I got an A on my Physics exam

Posted in Educationon Oct 23, 2006

I’m taking a solid-state physics class at PSU, and I just got the results back for the first mid-term exam today. I got 83% right before “the curve” and 93% after the curve, which means that I got an A. This is really good news because I could really enjoy an A grade in the class.

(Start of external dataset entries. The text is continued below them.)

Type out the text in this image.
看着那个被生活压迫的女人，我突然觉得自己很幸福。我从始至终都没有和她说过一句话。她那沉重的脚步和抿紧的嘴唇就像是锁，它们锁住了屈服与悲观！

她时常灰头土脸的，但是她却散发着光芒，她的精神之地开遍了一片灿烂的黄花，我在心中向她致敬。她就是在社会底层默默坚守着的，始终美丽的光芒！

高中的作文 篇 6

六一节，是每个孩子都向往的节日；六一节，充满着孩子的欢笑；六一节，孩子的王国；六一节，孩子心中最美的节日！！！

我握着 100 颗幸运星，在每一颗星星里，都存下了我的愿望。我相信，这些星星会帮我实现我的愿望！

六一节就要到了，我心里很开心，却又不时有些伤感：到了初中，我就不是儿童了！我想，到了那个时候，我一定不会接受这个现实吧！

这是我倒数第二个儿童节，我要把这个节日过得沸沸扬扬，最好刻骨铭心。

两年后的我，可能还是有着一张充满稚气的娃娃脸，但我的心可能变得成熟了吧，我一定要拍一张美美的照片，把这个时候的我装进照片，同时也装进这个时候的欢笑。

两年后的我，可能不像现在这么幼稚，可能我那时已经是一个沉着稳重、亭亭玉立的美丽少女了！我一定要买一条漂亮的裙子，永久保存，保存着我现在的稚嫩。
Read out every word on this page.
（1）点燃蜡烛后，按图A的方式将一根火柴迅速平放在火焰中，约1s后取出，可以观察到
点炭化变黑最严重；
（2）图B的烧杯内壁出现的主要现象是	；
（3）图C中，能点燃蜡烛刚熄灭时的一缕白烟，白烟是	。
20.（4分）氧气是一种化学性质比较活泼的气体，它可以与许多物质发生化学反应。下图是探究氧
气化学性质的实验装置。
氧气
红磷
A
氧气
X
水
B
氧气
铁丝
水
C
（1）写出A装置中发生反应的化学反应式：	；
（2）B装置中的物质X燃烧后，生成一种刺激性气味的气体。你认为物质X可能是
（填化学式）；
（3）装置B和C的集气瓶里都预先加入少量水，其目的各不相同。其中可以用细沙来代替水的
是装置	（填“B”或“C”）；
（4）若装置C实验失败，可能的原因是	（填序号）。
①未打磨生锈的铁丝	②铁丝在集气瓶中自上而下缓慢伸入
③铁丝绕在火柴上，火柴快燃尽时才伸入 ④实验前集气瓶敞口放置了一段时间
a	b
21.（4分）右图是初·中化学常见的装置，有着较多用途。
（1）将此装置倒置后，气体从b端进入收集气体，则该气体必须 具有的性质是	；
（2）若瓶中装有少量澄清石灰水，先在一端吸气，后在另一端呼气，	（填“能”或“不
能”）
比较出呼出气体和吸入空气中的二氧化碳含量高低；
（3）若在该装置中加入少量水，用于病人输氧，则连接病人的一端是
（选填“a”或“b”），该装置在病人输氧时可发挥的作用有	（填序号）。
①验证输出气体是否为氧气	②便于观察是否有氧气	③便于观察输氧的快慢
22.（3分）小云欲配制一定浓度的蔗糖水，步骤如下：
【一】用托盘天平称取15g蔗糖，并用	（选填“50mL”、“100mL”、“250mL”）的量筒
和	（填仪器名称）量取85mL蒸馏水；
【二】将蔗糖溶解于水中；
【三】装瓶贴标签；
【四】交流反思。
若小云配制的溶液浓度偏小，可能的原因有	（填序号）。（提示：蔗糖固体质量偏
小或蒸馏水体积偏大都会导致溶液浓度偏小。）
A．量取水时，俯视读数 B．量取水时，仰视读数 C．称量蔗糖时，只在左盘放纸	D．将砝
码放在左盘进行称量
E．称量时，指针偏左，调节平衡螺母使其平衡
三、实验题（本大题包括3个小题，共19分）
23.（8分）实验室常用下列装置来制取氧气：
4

The thing though is, the exam wasn’t that hard. At BYU professors had the attitude of “Why should I test you on anything you’ve seen before?” This exam was fairly straight forward and mostly stuff that was familiar from the lectures or the homework. I really liked the straight forwardness of the exam and I wish my classes at BYU could do that.

Linux development process

Posted in Business, Technicalon Oct 9, 2006

Greg Kroah-Hartman came to my Open Source Software Engineering class today. Here are a couple of interesting thoughts that I’ve been able to gather from his presentation:

  • New patches are tested with Andrew’s mm kernel, and if they work out, then they are sent to Linus’ kernel.
  • Time between kernel versions should be about two months.
  • 1475 unique contributors in one year alone
  • Grew kernel 6% in one year
  • 2.6.18.y kernels are bugfixes only
  • Powerful to have a set list of rules so it is easy to say no to people
  • Day job: in charge of all SuSE kernel developers. All work remotely around the world.
  • Distros like to maintain an enterprise kernel for up to 7 years, which is crazy
  • E*Trade uses Gentoo because they can control it.
  • Modular kernel which little interconnectedness which makes it easy to have module maintainers who don’t
  • Tools: git, quilt, sparse
  • Linus’ main job: say no
  • Linux isn’t developed, it evolves. This means that there really isn’t a firm development plan.
  • Can’t go by time anymore with git
  • Signed-off-by is a blame path which create a reputation based system for submitting patches
  • The IDE module guy three times has gone crazy
  • Contributors have to defend their code
  • No development tree makes the engineering process more careful. Things have to evolve gradually with small changesets.
  • All the drivers are in the tree. This means that if you change an API function, then you can go and change all the drivers that use that API just like that.
  • People who work on open source projects are much more likely to get jobs, because you have currently shipping code.
  • Learn about licenses, they are very important.
  • Xen is a good example of running an open source project the wrong way. There are political and social reasons why.